Although one of the comptroller’s main duties rests as tax collector, the person sits on the powerful state Board of Public Works alongside the governor and state treasurer that approves millions of dollars on government contracts to spend on school, road construction and other projects.
The comptroller’s race in the June 28 primary currently features one other Democratic, Bowie Mayor Tim Adams, owner of the multimillion-dollar company Systems Application & Technologies, Inc. (SA-TECH) of Upper Marlboro.
Harford County Barry Glassman represents the only Republican in the race and the only person who officially filed paperwork in May with the state Board of Elections. If elected, he would be the first GOP member elected comptroller in 100 years.
Lierman, who received more than 100 endorsements that include Maryland Reps. Jamie Raskin and Steny Hoyer, House Speaker Adrienne Jones (D-Baltimore County) and most recently Sierra Club Maryland, cannot fundraise during the General Assembly session scheduled to start next year on Jan. 12 and end April 11.
During the remaining time, she hosts virtual and in-person meet and greets with part of her platform on improving the state’s Minority Business Enterprise (MBE) program and hiring an equity officer in the comptroller’s office. Here are some of Lierman’s thoughts in her own words.
“I think making sure that we’re doing the small business and minority-owned mobilization fund really creates access to capital. We know that Black-owned businesses are turned down for loans at twice the rate of white-owned businesses. It can be difficult for MBEs to sometimes secure the loan and the capital they need to perform contracts. Also, just making sure our contract processes are much more transparent. Whether that’s if you’re a credit card holder at one of the state departments like [the] Department of Natural Resources, there’s a list of approved vendors that is not on the website.”
“It’s very difficult to figure out how to get on that list of approved vendors, so it’s the same people over and over. We need to bring in new people and we need to make sure there are MBE requirements around those approved vendor lists. That’s a really important entrée into having small businesses and small MBEs start and they can grow as they do business with the state. The sky’s the limit.”
“The comptroller’s office can be pushing policies on housing affordability, preparing for climate change by building climate resilience into our contracts. Modernizing the office to really use the comptroller’s office as the hub of all financial data in the state and using that data in a way that will help promote equity in the state.”
“Making sure that we are tackling the racial wealth divide . . . so that we can ensure our policies and practices take the racial wealth gap into account and are intentionally focused on reducing that gap.
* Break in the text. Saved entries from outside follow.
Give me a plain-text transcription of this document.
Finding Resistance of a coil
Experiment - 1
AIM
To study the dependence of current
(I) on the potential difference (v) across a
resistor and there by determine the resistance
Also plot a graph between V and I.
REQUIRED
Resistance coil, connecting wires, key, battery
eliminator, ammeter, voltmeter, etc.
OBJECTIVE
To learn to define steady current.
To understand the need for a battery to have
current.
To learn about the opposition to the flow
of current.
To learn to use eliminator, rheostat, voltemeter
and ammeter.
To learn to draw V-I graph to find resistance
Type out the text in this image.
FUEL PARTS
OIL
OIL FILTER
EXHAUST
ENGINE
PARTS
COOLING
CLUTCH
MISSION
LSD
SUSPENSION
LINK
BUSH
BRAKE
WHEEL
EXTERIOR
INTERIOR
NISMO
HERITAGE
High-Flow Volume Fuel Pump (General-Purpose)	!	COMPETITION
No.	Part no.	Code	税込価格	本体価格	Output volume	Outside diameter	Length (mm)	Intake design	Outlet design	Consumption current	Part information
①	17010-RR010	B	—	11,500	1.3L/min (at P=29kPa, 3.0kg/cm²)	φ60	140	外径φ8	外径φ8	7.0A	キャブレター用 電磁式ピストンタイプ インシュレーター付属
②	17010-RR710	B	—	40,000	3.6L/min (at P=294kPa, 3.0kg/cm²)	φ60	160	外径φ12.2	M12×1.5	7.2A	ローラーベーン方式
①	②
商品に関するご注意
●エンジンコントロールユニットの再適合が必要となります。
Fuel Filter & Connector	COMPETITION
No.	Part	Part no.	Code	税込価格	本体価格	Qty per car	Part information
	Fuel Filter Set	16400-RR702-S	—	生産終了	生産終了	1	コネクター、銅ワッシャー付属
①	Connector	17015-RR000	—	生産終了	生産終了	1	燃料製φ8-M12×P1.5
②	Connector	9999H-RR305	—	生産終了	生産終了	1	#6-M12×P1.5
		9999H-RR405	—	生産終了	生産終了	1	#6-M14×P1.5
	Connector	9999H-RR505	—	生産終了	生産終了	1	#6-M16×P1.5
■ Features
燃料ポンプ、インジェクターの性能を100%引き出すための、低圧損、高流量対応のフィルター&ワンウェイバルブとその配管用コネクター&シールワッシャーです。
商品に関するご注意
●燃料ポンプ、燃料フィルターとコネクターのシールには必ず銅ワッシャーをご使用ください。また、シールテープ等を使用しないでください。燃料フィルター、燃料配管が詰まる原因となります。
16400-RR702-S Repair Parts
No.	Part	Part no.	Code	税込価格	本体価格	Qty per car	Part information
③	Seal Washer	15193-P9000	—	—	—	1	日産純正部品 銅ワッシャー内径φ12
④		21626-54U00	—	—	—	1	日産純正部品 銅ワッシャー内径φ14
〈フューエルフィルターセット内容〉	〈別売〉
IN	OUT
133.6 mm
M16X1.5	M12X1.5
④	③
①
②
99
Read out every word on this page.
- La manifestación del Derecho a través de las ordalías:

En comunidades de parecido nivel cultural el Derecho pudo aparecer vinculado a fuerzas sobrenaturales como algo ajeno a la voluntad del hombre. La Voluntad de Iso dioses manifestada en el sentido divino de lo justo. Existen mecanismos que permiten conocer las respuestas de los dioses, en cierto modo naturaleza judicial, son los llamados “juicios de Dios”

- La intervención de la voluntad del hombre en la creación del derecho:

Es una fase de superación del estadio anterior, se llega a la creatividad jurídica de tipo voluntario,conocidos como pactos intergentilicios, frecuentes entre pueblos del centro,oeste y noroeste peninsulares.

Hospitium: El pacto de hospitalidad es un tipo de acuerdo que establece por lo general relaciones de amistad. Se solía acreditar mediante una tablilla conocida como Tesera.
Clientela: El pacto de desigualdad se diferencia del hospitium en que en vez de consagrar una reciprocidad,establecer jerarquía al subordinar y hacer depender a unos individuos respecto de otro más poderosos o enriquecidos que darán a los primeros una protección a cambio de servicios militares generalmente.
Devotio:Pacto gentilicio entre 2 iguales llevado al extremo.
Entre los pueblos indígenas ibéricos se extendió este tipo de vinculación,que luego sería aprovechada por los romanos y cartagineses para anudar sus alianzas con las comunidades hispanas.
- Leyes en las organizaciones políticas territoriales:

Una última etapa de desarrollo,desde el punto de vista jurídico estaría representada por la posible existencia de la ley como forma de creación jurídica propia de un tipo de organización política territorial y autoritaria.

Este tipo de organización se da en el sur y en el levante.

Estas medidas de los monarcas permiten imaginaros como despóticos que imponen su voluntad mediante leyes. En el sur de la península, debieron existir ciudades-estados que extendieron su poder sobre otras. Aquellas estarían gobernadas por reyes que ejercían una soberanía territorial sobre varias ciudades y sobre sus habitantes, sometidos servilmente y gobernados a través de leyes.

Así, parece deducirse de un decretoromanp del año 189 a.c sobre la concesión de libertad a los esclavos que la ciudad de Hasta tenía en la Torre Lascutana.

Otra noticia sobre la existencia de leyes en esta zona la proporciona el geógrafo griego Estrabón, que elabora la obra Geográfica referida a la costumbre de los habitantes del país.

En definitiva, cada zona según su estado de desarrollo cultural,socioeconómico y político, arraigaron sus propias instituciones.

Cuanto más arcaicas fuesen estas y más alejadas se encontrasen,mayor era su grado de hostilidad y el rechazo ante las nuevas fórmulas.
Make sure that the banks that we do business with are loaning to Black-owned businesses and other minority business enterprises at the rate of our demographics in the state.”
“That is a really important office to make sure we are considering all of the comptroller’s portfolio from procurement to tax collection to tax guidance and preparation services. To look at how we are implementing the various practices of the comptroller’s office through an equity lens. Making sure what we’re doing is equitable regardless of race, gender, ability, or background. [It’s] really to advise the comptroller on issues relating to all of the different bodies the comptroller sits on [such as] the state retirement and pension board and the Board of Public Works thinking through procurement and how different agencies’ policies are . . . unintentionally or intentionally leaving Black business owners behind. Just assuring that in all of these different areas, that we are taking an equitable approach and thinking through how people access government services using different lenses.”